Right in the South West corner of Wiltshire you will find The Deverills, a string of villages between Warminster and Mere with the word Deverill in their name. As you drive down the B3095 you pass through Longbridge Deverill, Hill Deverill, Brixton Deverill, Monkton Deverill and Kingston Deverill. This is area is quintessential Wiltshire, with rolling green hills of chalk grassland full of history evidenced by a multitude of Bronze Age bowl barrows, neolithic long barrows and Iron Age settlements.
If you get into the hill above these villages you are deep into Hidden Wiltshire territory as the paths are not well trodden by outsiders but the landscape is awe inspiring and the views across the valleys are worth the trek.
Hidden Wiltshire contributor Paul Timlett has written this piece about a spring time walk through the hills:
As we start to think about where we might find a display of blue bells in the coming Spring, I thought I would share this location. It's a place where I have walked and photographed on many occasions and I rarely see anybody there. I hope I don't spoil it with this blog but this place is only really accessible if you are reasonably fit.
I'm referring to the ridge and hills to the north of Kingston Deverill, and in particular Cold Kitchen Hill, Bidcombe Hill, and Bushcombe Bottom. Parking in the village is limited and the walk to the summit of the ridge is long and steep. But my is it worth it.
A few hundred metres to the west of Cold Kitchen Hill is the Jubilee Beacon which serves as a landmark visible from miles around. Walking along the ridge known as Whitecliff Down there are spectacular views west towards Little Knoll and Somerset beyond. Before long you come to the woods on Bidcombe Hill. This is where you will find great carpets of blue bells in the spring, and hear the plaintive cry of buzzards. Here I once disturbed a large male Fallow deer foraging in a dense thicket.
A pleasant walk is to then descend the ridge heading north, then turn east in the direction of Hill Deverill before climbing the ridge once again to the south to the summit of Brims Down. There are far reaching views here towards the hills above the Wylye Valley to the east.

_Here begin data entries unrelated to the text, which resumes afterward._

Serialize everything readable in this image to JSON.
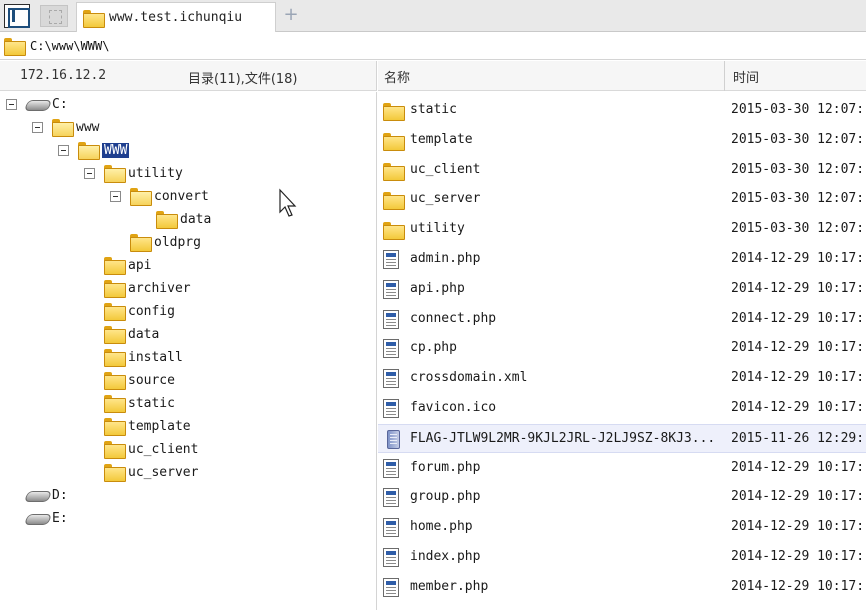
{
  "tab": {
    "title": "www.test.ichunqiu",
    "add_label": "+"
  },
  "address": {
    "path": "C:\\www\\WWW\\"
  },
  "left_header": {
    "ip": "172.16.12.2",
    "count": "目录(11),文件(18)"
  },
  "list_header": {
    "name": "名称",
    "time": "时间"
  },
  "tree": {
    "c": "C:",
    "www": "www",
    "WWW": "WWW",
    "utility": "utility",
    "convert": "convert",
    "data_sub": "data",
    "oldprg": "oldprg",
    "api": "api",
    "archiver": "archiver",
    "config": "config",
    "data": "data",
    "install": "install",
    "source": "source",
    "static": "static",
    "template": "template",
    "uc_client": "uc_client",
    "uc_server": "uc_server",
    "d": "D:",
    "e": "E:"
  },
  "files": [
    {
      "name": "static",
      "time": "2015-03-30 12:07:",
      "type": "folder"
    },
    {
      "name": "template",
      "time": "2015-03-30 12:07:",
      "type": "folder"
    },
    {
      "name": "uc_client",
      "time": "2015-03-30 12:07:",
      "type": "folder"
    },
    {
      "name": "uc_server",
      "time": "2015-03-30 12:07:",
      "type": "folder"
    },
    {
      "name": "utility",
      "time": "2015-03-30 12:07:",
      "type": "folder"
    },
    {
      "name": "admin.php",
      "time": "2014-12-29 10:17:",
      "type": "file"
    },
    {
      "name": "api.php",
      "time": "2014-12-29 10:17:",
      "type": "file"
    },
    {
      "name": "connect.php",
      "time": "2014-12-29 10:17:",
      "type": "file"
    },
    {
      "name": "cp.php",
      "time": "2014-12-29 10:17:",
      "type": "file"
    },
    {
      "name": "crossdomain.xml",
      "time": "2014-12-29 10:17:",
      "type": "file"
    },
    {
      "name": "favicon.ico",
      "time": "2014-12-29 10:17:",
      "type": "file"
    },
    {
      "name": "FLAG-JTLW9L2MR-9KJL2JRL-J2LJ9SZ-8KJ3...",
      "time": "2015-11-26 12:29:",
      "type": "text"
    },
    {
      "name": "forum.php",
      "time": "2014-12-29 10:17:",
      "type": "file"
    },
    {
      "name": "group.php",
      "time": "2014-12-29 10:17:",
      "type": "file"
    },
    {
      "name": "home.php",
      "time": "2014-12-29 10:17:",
      "type": "file"
    },
    {
      "name": "index.php",
      "time": "2014-12-29 10:17:",
      "type": "file"
    },
    {
      "name": "member.php",
      "time": "2014-12-29 10:17:",
      "type": "file"
    }
  ],
  "colors": {
    "selection": "#1f3f8f",
    "highlight_row": "#eef0fb",
    "folder": "#f3c93a"
  }
}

From Brims Down head south west climbing to the summit of Cold Kitchen Hill itself. From here the West Country lies before you with Alfred's Tower visible in the distance near Stourhead to the west.
But before you complete the circuit and descend to Kingston Deverill, head downhill 100 metres or so to the north in the direction of Bushcombe Bottom. Here you will find a Neolithic long barrow at grid reference ST846383. The Modern Antiquarian describes it as being 230 feet long, 72 feet wide and 12 feet in height, and ponders why it was built below the summit instead of on the summit itself. Who knows.
In all this is a glorious walk where you will find peace and solitude. As long as you don't tell anyone else about it.